Panel Statement
Panel: Site Specifics: Mobile Media Art and the Contexts of Place
Each of my works require extensive interaction with sites through the simple act of walking. Both in production and reception, my work emerges through a process that I have come to think of as a form of “kinesthetic attunement.” Walking is the ground from which my work evolves as a form of experiential knowledge. It is also the basis upon which I seek to challenge and critique abstract models of spatial representation and the theoretical foundations of technologies associated with locative media. Drawing upon the philosophy of embodiment as well as anthropological methods and ethnographic practices employed in current projects, I will discuss insights from my over fifteen years experience making site-specific sound and media installations using GPS and other location-sensing technologies.
- Teri Rueb works at the intersection of interactive media, sound, land, and environmental art.

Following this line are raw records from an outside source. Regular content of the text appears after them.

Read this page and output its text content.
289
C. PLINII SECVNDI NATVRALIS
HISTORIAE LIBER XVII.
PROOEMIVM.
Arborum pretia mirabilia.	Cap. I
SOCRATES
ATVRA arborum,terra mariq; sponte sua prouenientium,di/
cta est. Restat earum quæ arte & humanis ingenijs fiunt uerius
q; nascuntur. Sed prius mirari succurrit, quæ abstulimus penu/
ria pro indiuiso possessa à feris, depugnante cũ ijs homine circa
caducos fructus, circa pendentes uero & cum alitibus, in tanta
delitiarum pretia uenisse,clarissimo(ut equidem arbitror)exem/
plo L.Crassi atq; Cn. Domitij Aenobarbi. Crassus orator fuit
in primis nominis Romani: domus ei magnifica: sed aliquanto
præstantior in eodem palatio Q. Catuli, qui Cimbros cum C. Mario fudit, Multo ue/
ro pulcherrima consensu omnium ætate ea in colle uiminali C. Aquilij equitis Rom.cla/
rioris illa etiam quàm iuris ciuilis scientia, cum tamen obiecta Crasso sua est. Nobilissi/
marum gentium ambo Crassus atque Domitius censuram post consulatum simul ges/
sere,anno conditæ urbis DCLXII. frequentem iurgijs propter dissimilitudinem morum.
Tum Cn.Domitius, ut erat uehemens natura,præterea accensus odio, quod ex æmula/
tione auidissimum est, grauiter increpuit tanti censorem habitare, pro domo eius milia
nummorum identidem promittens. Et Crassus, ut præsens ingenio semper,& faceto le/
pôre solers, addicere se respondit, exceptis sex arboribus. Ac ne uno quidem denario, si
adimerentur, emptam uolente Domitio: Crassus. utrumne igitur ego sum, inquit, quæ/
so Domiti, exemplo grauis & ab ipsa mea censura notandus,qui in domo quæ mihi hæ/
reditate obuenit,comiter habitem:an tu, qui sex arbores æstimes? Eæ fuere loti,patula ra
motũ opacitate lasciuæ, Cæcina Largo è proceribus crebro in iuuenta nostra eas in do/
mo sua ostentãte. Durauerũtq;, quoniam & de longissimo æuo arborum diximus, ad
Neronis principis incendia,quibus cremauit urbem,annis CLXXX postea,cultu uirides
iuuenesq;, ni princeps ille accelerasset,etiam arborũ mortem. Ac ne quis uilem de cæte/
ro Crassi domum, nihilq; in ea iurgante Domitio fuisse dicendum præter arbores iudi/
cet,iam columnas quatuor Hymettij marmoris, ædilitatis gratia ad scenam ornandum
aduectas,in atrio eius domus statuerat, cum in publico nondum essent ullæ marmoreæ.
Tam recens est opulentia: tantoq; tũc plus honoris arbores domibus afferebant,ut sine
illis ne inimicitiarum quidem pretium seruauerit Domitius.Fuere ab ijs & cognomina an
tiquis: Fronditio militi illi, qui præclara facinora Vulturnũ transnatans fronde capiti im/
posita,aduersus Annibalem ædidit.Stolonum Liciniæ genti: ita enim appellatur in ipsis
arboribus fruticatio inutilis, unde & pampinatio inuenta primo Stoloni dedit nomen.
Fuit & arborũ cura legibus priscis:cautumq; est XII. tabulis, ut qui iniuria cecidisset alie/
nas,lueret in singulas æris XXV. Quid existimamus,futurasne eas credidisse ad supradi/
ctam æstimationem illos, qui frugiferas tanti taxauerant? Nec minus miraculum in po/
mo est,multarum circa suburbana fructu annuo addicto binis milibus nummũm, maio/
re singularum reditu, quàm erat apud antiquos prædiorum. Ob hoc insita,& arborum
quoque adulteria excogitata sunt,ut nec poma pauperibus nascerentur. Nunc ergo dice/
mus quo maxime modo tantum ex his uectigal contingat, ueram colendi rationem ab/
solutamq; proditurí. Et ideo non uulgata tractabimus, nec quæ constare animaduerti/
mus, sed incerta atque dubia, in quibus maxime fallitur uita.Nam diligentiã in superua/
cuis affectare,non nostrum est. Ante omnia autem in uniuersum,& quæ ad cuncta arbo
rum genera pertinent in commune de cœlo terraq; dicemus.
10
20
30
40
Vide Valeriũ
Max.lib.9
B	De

She pioneered the form of GPS-based interactive installation with her project “Trace,” which was developed at the Banff Centre for the arts from 1996-1999. She is the recipient of numerous awards including a Prix Ars Electronica Award of Distinction in 2008 for her project “Core Sample” set on a landfill in the Boston Harbor. Her site-specific works have been presented in contexts as varied as the Wadden Sea (The Netherlands), the Heathland and the Oldenburg Botanical Garden in Northern Germany, the Boston Common and Public Gardens, the Viru Keskus shopping mall in post-Soviet Tallinn, Estonia, the Berlin Tiergarten, and highway systems across the United States. She recently completed her doctorate at the Harvard University Graduate School of Design where her research focused on constructions of wilderness and subjectivity in mobile network society. Her work has been funded by the Banff Center for the Arts, Edith Russ Site, Klangpol, LEF Foundation, Turbulence.org, and Artslink and many state arts councils. From 2004-2009 she served as founding faculty and was later appointed Department Head of the graduate Digital + Media Department at the Rhode Island School of Design. Rueb is currently Professor in the Media Study Department at the University at Buffalo (SUNY) where she is Founder and Director of Open Air Institute, a platform for connecting field-based learning and collaborative partnerships at the intersection of landscape, technology, media art and design.